Unlocking The Full Potential of Organoids

Organoids are becoming an increasingly popular research tool, both in drug discovery and diagnostics. These ‘mini-organs’ are defined by Lancaster and Knoblich “as containing several cell types that develop from stem cells or organ progenitors and self-organize through cell sorting and spatially restricted lineage commitment, similar to the process in vivo.” 

However, before the full potential of organoids can be realized, a number of obstacles must first be overcome, including optimizing the conditions they are grown in. To learn about the importance of the extracellular matrix and how it can be harnessed to improve organoid culture, we spoke to Colin Sanctuary, CEO and founder of QGel, a spin-out from EPFL.

Anna MacDonald (AM): Can you tell us about the extracellular matrix (ECM) and some of the roles it plays?

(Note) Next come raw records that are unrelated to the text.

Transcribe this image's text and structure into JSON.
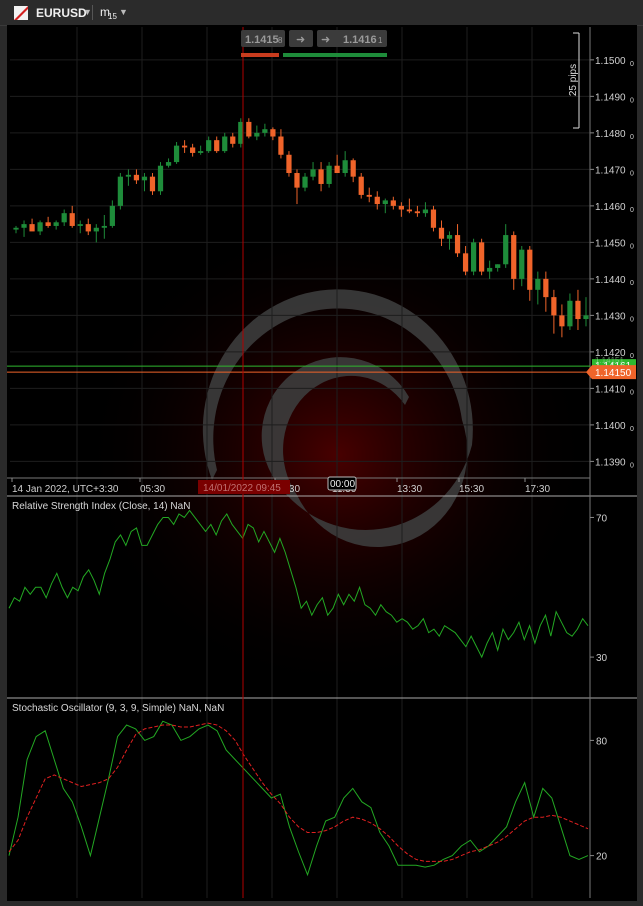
{
  "window": {
    "symbol": "EURUSD",
    "timeframe": "m",
    "timeframe_sub": "15"
  },
  "trade_buttons": {
    "sell_price": "1.1415",
    "sell_price_sup": "8",
    "buy_price": "1.1416",
    "buy_price_sup": "1"
  },
  "scale_marker": "25 pips",
  "colors": {
    "bull": "#1e8c3a",
    "bear": "#f0642a",
    "crosshair": "#b00000",
    "rsi": "#23a823",
    "stoch_k": "#23a823",
    "stoch_d": "#e02020",
    "ask_line": "#2fb82f",
    "bid_line": "#f0642a"
  },
  "chart_data": [
    {
      "type": "candlestick",
      "title": "EURUSD m15",
      "ylim": [
        1.1386,
        1.1509
      ],
      "y_ticks": [
        {
          "value": 1.15,
          "label": "1.1500",
          "sup": "0"
        },
        {
          "value": 1.149,
          "label": "1.1490",
          "sup": "0"
        },
        {
          "value": 1.148,
          "label": "1.1480",
          "sup": "0"
        },
        {
          "value": 1.147,
          "label": "1.1470",
          "sup": "0"
        },
        {
          "value": 1.146,
          "label": "1.1460",
          "sup": "0"
        },
        {
          "value": 1.145,
          "label": "1.1450",
          "sup": "0"
        },
        {
          "value": 1.144,
          "label": "1.1440",
          "sup": "0"
        },
        {
          "value": 1.143,
          "label": "1.1430",
          "sup": "0"
        },
        {
          "value": 1.142,
          "label": "1.1420",
          "sup": "0"
        },
        {
          "value": 1.141,
          "label": "1.1410",
          "sup": "0"
        },
        {
          "value": 1.14,
          "label": "1.1400",
          "sup": "0"
        },
        {
          "value": 1.139,
          "label": "1.1390",
          "sup": "0"
        }
      ],
      "current_ask": {
        "value": 1.14161,
        "label": "1.14161"
      },
      "current_bid": {
        "value": 1.1415,
        "label": "1.14150"
      },
      "x_ticks": [
        "14 Jan 2022, UTC+3:30",
        "05:30",
        "09:30",
        "11:30",
        "13:30",
        "15:30",
        "17:30"
      ],
      "crosshair_time": "14/01/2022 09:45",
      "crosshair_price_hint": "1.14151",
      "cursor_time": "00:00",
      "candles": [
        [
          1.14535,
          1.14545,
          1.14525,
          1.1454
        ],
        [
          1.1454,
          1.1456,
          1.14515,
          1.1455
        ],
        [
          1.1455,
          1.14565,
          1.14535,
          1.1453
        ],
        [
          1.1453,
          1.1456,
          1.1452,
          1.14555
        ],
        [
          1.14555,
          1.1457,
          1.1454,
          1.14545
        ],
        [
          1.14545,
          1.1456,
          1.14535,
          1.14555
        ],
        [
          1.14555,
          1.1459,
          1.14545,
          1.1458
        ],
        [
          1.1458,
          1.146,
          1.1454,
          1.14545
        ],
        [
          1.14545,
          1.1456,
          1.14525,
          1.1455
        ],
        [
          1.1455,
          1.14565,
          1.1452,
          1.1453
        ],
        [
          1.1453,
          1.1455,
          1.145,
          1.1454
        ],
        [
          1.1454,
          1.14575,
          1.1451,
          1.14545
        ],
        [
          1.14545,
          1.14615,
          1.1454,
          1.146
        ],
        [
          1.146,
          1.1469,
          1.1459,
          1.1468
        ],
        [
          1.1468,
          1.147,
          1.14655,
          1.14685
        ],
        [
          1.14685,
          1.147,
          1.1466,
          1.1467
        ],
        [
          1.1467,
          1.1469,
          1.1464,
          1.1468
        ],
        [
          1.1468,
          1.1469,
          1.1463,
          1.1464
        ],
        [
          1.1464,
          1.1472,
          1.1463,
          1.1471
        ],
        [
          1.1471,
          1.1473,
          1.14705,
          1.1472
        ],
        [
          1.1472,
          1.14775,
          1.14715,
          1.14765
        ],
        [
          1.14765,
          1.1478,
          1.14745,
          1.1476
        ],
        [
          1.1476,
          1.1477,
          1.14735,
          1.14745
        ],
        [
          1.14745,
          1.14765,
          1.1474,
          1.1475
        ],
        [
          1.1475,
          1.1479,
          1.14745,
          1.1478
        ],
        [
          1.1478,
          1.1479,
          1.14745,
          1.1475
        ],
        [
          1.1475,
          1.148,
          1.14745,
          1.1479
        ],
        [
          1.1479,
          1.148,
          1.1476,
          1.1477
        ],
        [
          1.1477,
          1.1484,
          1.1476,
          1.1483
        ],
        [
          1.1483,
          1.1484,
          1.14785,
          1.1479
        ],
        [
          1.1479,
          1.1482,
          1.1478,
          1.148
        ],
        [
          1.148,
          1.14825,
          1.1479,
          1.1481
        ],
        [
          1.1481,
          1.14815,
          1.1478,
          1.1479
        ],
        [
          1.1479,
          1.1481,
          1.1473,
          1.1474
        ],
        [
          1.1474,
          1.1475,
          1.1468,
          1.1469
        ],
        [
          1.1469,
          1.147,
          1.14605,
          1.1465
        ],
        [
          1.1465,
          1.1469,
          1.1464,
          1.1468
        ],
        [
          1.1468,
          1.1472,
          1.1467,
          1.147
        ],
        [
          1.147,
          1.1472,
          1.1464,
          1.1466
        ],
        [
          1.1466,
          1.1472,
          1.1465,
          1.1471
        ],
        [
          1.1471,
          1.1474,
          1.147,
          1.1469
        ],
        [
          1.1469,
          1.1475,
          1.1468,
          1.14725
        ],
        [
          1.14725,
          1.1473,
          1.14665,
          1.1468
        ],
        [
          1.1468,
          1.1469,
          1.1462,
          1.1463
        ],
        [
          1.1463,
          1.1465,
          1.1461,
          1.14625
        ],
        [
          1.14625,
          1.1464,
          1.1459,
          1.14605
        ],
        [
          1.14605,
          1.1462,
          1.1458,
          1.14615
        ],
        [
          1.14615,
          1.14625,
          1.1459,
          1.146
        ],
        [
          1.146,
          1.1461,
          1.1457,
          1.1459
        ],
        [
          1.1459,
          1.1462,
          1.1458,
          1.14585
        ],
        [
          1.14585,
          1.146,
          1.1457,
          1.1458
        ],
        [
          1.1458,
          1.1461,
          1.1457,
          1.1459
        ],
        [
          1.1459,
          1.146,
          1.1453,
          1.1454
        ],
        [
          1.1454,
          1.1456,
          1.1449,
          1.1451
        ],
        [
          1.1451,
          1.1453,
          1.1448,
          1.1452
        ],
        [
          1.1452,
          1.1455,
          1.1446,
          1.1447
        ],
        [
          1.1447,
          1.1449,
          1.1441,
          1.1442
        ],
        [
          1.1442,
          1.1451,
          1.1441,
          1.145
        ],
        [
          1.145,
          1.1451,
          1.1441,
          1.1442
        ],
        [
          1.1442,
          1.1445,
          1.144,
          1.1443
        ],
        [
          1.1443,
          1.1444,
          1.1442,
          1.1444
        ],
        [
          1.1444,
          1.1455,
          1.1443,
          1.1452
        ],
        [
          1.1452,
          1.1453,
          1.1437,
          1.144
        ],
        [
          1.144,
          1.1449,
          1.1438,
          1.1448
        ],
        [
          1.1448,
          1.1449,
          1.1434,
          1.1437
        ],
        [
          1.1437,
          1.1442,
          1.1433,
          1.144
        ],
        [
          1.144,
          1.1442,
          1.1431,
          1.1435
        ],
        [
          1.1435,
          1.1437,
          1.1425,
          1.143
        ],
        [
          1.143,
          1.1433,
          1.1424,
          1.1427
        ],
        [
          1.1427,
          1.1436,
          1.1426,
          1.1434
        ],
        [
          1.1434,
          1.1437,
          1.1426,
          1.1429
        ],
        [
          1.1429,
          1.1435,
          1.1427,
          1.143
        ]
      ]
    },
    {
      "type": "line",
      "title": "Relative Strength Index (Close, 14) NaN",
      "ylim": [
        20,
        75
      ],
      "y_ticks": [
        {
          "value": 70,
          "label": "70"
        },
        {
          "value": 30,
          "label": "30"
        }
      ],
      "series": [
        {
          "values": [
            44,
            47,
            46,
            50,
            48,
            50,
            50,
            47,
            51,
            54,
            50,
            47,
            50,
            49,
            53,
            55,
            52,
            48,
            54,
            58,
            63,
            65,
            62,
            66,
            67,
            62,
            62,
            65,
            68,
            70,
            70,
            68,
            71,
            70,
            72,
            70,
            68,
            66,
            68,
            65,
            69,
            71,
            68,
            66,
            64,
            68,
            67,
            63,
            66,
            63,
            60,
            64,
            60,
            55,
            50,
            44,
            46,
            42,
            45,
            47,
            42,
            44,
            48,
            45,
            48,
            46,
            50,
            45,
            44,
            42,
            45,
            43,
            42,
            40,
            41,
            40,
            38,
            39,
            41,
            37,
            38,
            36,
            39,
            38,
            37,
            35,
            33,
            36,
            33,
            30,
            34,
            37,
            32,
            38,
            35,
            37,
            40,
            35,
            39,
            34,
            39,
            42,
            36,
            43,
            40,
            37,
            36,
            38,
            41,
            39
          ]
        }
      ]
    },
    {
      "type": "line",
      "title": "Stochastic Oscillator (9, 3, 9, Simple) NaN, NaN",
      "ylim": [
        0,
        100
      ],
      "y_ticks": [
        {
          "value": 80,
          "label": "80"
        },
        {
          "value": 20,
          "label": "20"
        }
      ],
      "series": [
        {
          "values": [
            20,
            40,
            70,
            82,
            85,
            70,
            55,
            48,
            35,
            20,
            40,
            60,
            82,
            88,
            86,
            80,
            82,
            90,
            88,
            80,
            82,
            86,
            88,
            85,
            75,
            70,
            65,
            60,
            55,
            50,
            52,
            35,
            22,
            10,
            25,
            38,
            40,
            50,
            55,
            48,
            45,
            32,
            25,
            15,
            15,
            15,
            14,
            15,
            18,
            20,
            25,
            28,
            22,
            25,
            30,
            35,
            48,
            58,
            40,
            55,
            50,
            35,
            20,
            18,
            20
          ]
        },
        {
          "values": [
            22,
            28,
            40,
            50,
            60,
            62,
            60,
            58,
            56,
            57,
            58,
            60,
            66,
            75,
            83,
            86,
            87,
            88,
            88,
            87,
            87,
            88,
            89,
            88,
            85,
            80,
            72,
            65,
            58,
            52,
            47,
            40,
            35,
            32,
            32,
            33,
            35,
            38,
            40,
            39,
            37,
            34,
            30,
            25,
            21,
            18,
            17,
            17,
            17,
            18,
            20,
            22,
            23,
            25,
            27,
            30,
            34,
            38,
            40,
            40,
            41,
            40,
            38,
            36,
            34
          ]
        }
      ]
    }
  ]
}
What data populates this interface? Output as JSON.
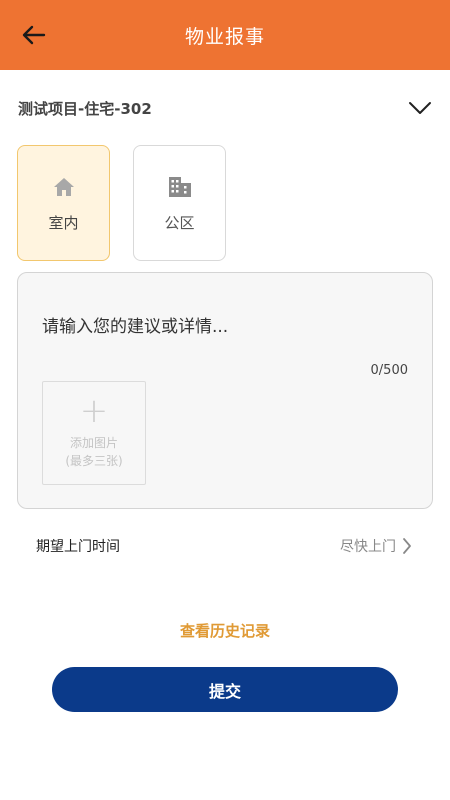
{
  "header": {
    "title": "物业报事",
    "back_icon": "arrow-left-icon"
  },
  "project": {
    "name": "测试项目-住宅-302",
    "dropdown_icon": "chevron-down-icon"
  },
  "report_types": [
    {
      "label": "室内",
      "icon": "home-icon",
      "selected": true
    },
    {
      "label": "公区",
      "icon": "building-icon",
      "selected": false
    }
  ],
  "detail": {
    "placeholder": "请输入您的建议或详情...",
    "value": "",
    "char_count": "0/500",
    "add_photo": {
      "line1": "添加图片",
      "line2": "(最多三张)"
    }
  },
  "visit_time": {
    "label": "期望上门时间",
    "value": "尽快上门"
  },
  "history_link": "查看历史记录",
  "submit_label": "提交",
  "colors": {
    "header_bg": "#EE7332",
    "active_card_bg": "#FFF4DF",
    "active_card_border": "#F2C76E",
    "link": "#E09A35",
    "submit_bg": "#0B3A8A"
  }
}
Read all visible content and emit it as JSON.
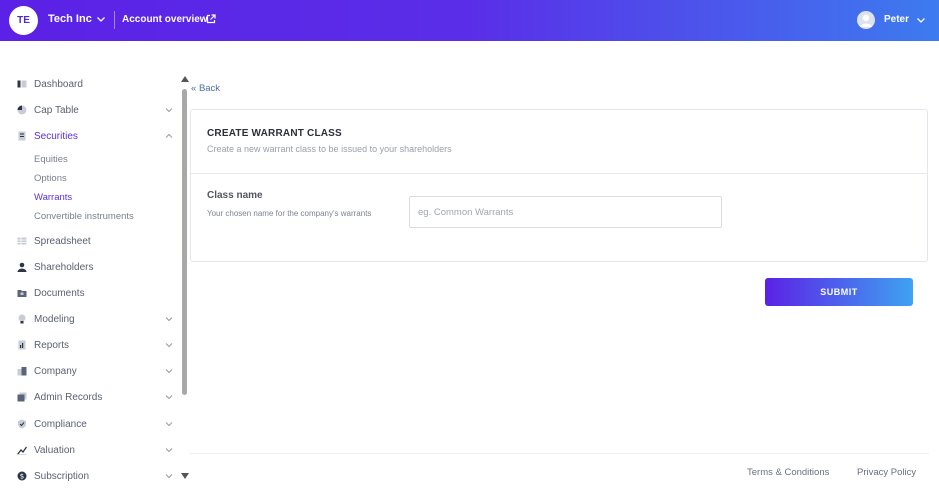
{
  "header": {
    "org_initials": "TE",
    "org_name": "Tech Inc",
    "account_link": "Account overview",
    "user_name": "Peter"
  },
  "sidebar": {
    "items": [
      {
        "label": "Dashboard",
        "icon": "dashboard-icon"
      },
      {
        "label": "Cap Table",
        "icon": "pie-chart-icon"
      },
      {
        "label": "Securities",
        "icon": "document-icon"
      },
      {
        "label": "Spreadsheet",
        "icon": "table-icon"
      },
      {
        "label": "Shareholders",
        "icon": "user-icon"
      },
      {
        "label": "Documents",
        "icon": "folder-icon"
      },
      {
        "label": "Modeling",
        "icon": "lightbulb-icon"
      },
      {
        "label": "Reports",
        "icon": "report-icon"
      },
      {
        "label": "Company",
        "icon": "building-icon"
      },
      {
        "label": "Admin Records",
        "icon": "records-icon"
      },
      {
        "label": "Compliance",
        "icon": "shield-icon"
      },
      {
        "label": "Valuation",
        "icon": "valuation-icon"
      },
      {
        "label": "Subscription",
        "icon": "dollar-icon"
      }
    ],
    "securities_sub": [
      "Equities",
      "Options",
      "Warrants",
      "Convertible instruments"
    ]
  },
  "main": {
    "back_label": "Back",
    "card_title": "CREATE WARRANT CLASS",
    "card_subtitle": "Create a new warrant class to be issued to your shareholders",
    "field_label": "Class name",
    "field_help": "Your chosen name for the company's warrants",
    "field_placeholder": "eg. Common Warrants",
    "submit_label": "SUBMIT"
  },
  "footer": {
    "terms": "Terms & Conditions",
    "privacy": "Privacy Policy"
  },
  "colors": {
    "brand_purple": "#5b21e6",
    "brand_blue": "#3d7bef",
    "active_nav": "#5b2fd9"
  }
}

Colin Sanctuary (CS): The ECM is the material between cells present within all tissues and organs. It provides the microenvironment required for proliferation and differentiation of the specific cell type it surrounds. Given that the human body is made up of 200 different types of cells, each with a specific function, the composition of the ECM must vary between tissue types to support the needs of that tissue. For a long time, scientists have neglected the matrix material, which is arguably just as important as the cells themselves to build organ like structures ex vivo. Changes in the conditions of the ECM, such as the type of growth factors or the concentration of hormones, inevitably affect cell behaviour and can determine the healthy or diseased state of those cells. Ultimately, one can promote or even inhibit disease progression through a precise fine-tuning of key characteristics of the ECM.

AM: What are some of the limitations of current organoid culture systems?

CS: Organoids are miniature organs grown in vitro that are able to maintain the key physiological features of the patient’s tissue. Unlike simple cell cultures, they self-organize and grow to retain structural and functional properties of the organ they are derived from. Until recently, scientists have been growing organoids in animal-derived extracellular matrixes where the composition is undefined– which presents a series of inherent obstacles. First, because animal-based gels lack a defined set of components, they cannot be manufactured on a large scale without batch-to-batch variability, something that is essential for drug development. Secondly, and linked to the first issue, is that synthetic compositions are required for use with large-scale robotic drug screening equipment. Third, animal-derived matrixes bring about ethical implications of sacrificing large numbers of animals for these purposes. Altogether, this has hindered the potential expansion of organoid applications in a number of field and applications.

AM: Can you tell us about QGel and what makes it unique?

CS: QGel is the only fully synthetic hydrogel adaptable to a multitude of cell types which supports the physiologically accurate 3D growth of cells. Small and large molecules, degradable linkers and stiffness properties can all be fine-tuned and altered to promote biologically accurate tissue growth. As a wide range of properties defining each gel can be tightly regulated, QGel technology ensures batch-to-batch consistency and scalability required for highly-reliable scientific quality. For the first time, the use of patient derived organoids is suitable for industrial applications, diagnostics and clinical development thanks to the QGel platform.

AM: What difference could QGel make to drug discovery and development?

CS: QGel is well-positioned to address the shortcomings of the current approach to drug discovery. Today, drug discovery programs must choose between highly physiologically relevant disease models which are not scalable for industrial applications (such as animal-derived gels), or highly scalable systems which have low physiological relevance (such as 2D monolayered platforms). QGel allows for high throughput screening with complex 3D assays using patient derived tissues – which means it will not take too long before organoids will start boosting the efficiency and success rate of industrial screening campaigns.

What is even more important for patient and healthcare systems in general, QGel’s technology has the ability to improve the patient journey for those millions affected by cancer. QGel diagnostic tools can test drug efficacy directly on tumour cells grown from biopsy, so that patients can receive therapies tailored specifically to their disease. By unlocking the full potential of patient-derived ‘organoids’ in diagnostics and medicine, QGel may finally open the gateway to personalized treatments for improving patient care. 

Colin Sanctuary was speaking to Anna MacDonald, Editor for Technology Networks.